Jak podaje oficjalny serwis UEFA, Bayern Monachium uzyskał aż 64 procent posiadania piłki. W pierwszej połowie spotkania dominacja mistrzów Niemiec w tym elemencie gry była jeszcze wyraźniejsza i sięgała 75 procent!
Bawarczycy aż 11-krotnie przetestowali czujność Ikera Casillasa, ale ani razu nie zdołali go zaskoczyć. Gracze Realu Madryt na bramkę Manuela Neuera celnie uderzali 7 razy, a po strzale Karima Benzemy golkiper musiał wyciągnąć piłkę z siatki.
Wrażenie robi liczba celnych podań wykonanych przez podopiecznych Pepa Guardioli - aż 701 przy 83-procentowej dokładności! Dla porównania zawodnicy wicemistrza Hiszpanii dostarczyli piłkę do nogi partnerów tylko 270 razy (66 procent precyzji).
Podczas trwania pojedynku uwagę zwracała liczba rzutów rożnych egzekwowanych przez Arjena Robbena i Toniego Kroosa. Łącznie było ich aż 15, lecz tylko po jednym pod bramką Królewskich zrobiło się groźnie. Real z narożnika boiska centrował tylko 3-krotnie.

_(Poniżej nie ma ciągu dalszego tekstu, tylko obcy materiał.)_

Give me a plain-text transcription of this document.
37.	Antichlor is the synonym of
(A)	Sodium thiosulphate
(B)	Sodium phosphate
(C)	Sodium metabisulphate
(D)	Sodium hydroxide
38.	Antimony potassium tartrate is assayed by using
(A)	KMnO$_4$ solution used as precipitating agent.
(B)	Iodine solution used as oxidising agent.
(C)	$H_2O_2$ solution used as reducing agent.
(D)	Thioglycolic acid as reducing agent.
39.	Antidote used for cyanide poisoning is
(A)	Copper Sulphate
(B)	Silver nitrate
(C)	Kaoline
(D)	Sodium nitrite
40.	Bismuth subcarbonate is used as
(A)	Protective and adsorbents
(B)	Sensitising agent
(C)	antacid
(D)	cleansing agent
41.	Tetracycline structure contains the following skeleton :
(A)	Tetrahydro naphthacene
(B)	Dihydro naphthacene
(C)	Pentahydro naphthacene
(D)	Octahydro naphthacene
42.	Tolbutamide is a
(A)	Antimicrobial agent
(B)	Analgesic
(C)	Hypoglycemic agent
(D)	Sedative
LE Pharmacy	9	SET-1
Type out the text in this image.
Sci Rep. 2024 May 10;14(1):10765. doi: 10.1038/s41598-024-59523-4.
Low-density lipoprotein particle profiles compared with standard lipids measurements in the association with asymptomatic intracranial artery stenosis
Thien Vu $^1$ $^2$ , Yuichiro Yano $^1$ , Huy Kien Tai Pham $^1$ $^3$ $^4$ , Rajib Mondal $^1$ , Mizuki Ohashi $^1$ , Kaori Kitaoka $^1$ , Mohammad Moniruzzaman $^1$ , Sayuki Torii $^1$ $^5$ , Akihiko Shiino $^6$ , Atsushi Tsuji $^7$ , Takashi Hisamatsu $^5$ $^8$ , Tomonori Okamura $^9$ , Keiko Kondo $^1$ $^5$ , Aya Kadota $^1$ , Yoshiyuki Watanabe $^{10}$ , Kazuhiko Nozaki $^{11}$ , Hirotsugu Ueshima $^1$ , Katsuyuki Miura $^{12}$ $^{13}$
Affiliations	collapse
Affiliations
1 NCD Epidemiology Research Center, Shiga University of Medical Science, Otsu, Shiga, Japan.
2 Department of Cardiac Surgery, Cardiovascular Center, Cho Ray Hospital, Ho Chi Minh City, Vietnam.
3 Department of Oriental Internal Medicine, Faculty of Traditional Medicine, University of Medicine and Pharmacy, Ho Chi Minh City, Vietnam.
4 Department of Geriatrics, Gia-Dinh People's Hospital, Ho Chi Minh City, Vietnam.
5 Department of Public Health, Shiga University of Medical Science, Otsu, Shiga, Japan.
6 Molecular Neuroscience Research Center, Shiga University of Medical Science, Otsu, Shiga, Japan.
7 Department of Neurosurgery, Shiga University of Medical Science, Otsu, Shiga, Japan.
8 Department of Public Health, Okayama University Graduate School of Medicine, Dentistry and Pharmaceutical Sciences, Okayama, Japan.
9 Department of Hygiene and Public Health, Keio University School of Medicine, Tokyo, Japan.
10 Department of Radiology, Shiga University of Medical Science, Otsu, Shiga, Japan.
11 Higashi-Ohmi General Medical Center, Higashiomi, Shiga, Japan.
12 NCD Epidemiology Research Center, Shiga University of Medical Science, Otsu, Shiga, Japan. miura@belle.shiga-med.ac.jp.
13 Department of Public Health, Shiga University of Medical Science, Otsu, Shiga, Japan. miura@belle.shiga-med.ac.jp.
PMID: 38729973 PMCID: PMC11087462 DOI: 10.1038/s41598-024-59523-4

Bayern w statystykach zdecydowanie pokonał ekipę Carlo Ancelottiego, ale groźniejsze sytuacje podbramkowe kreowali gospodarze. - Posiadanie piłki dla samego posiadania nie ma sensu. Ważniejsze jest czytanie gry i umiejętność ukąszenia rywala. Dobrze poczuliśmy to podczas ostatniego meczu z Barceloną - mówił przed pierwszym gwizdkiem półfinału Xabi Alonso.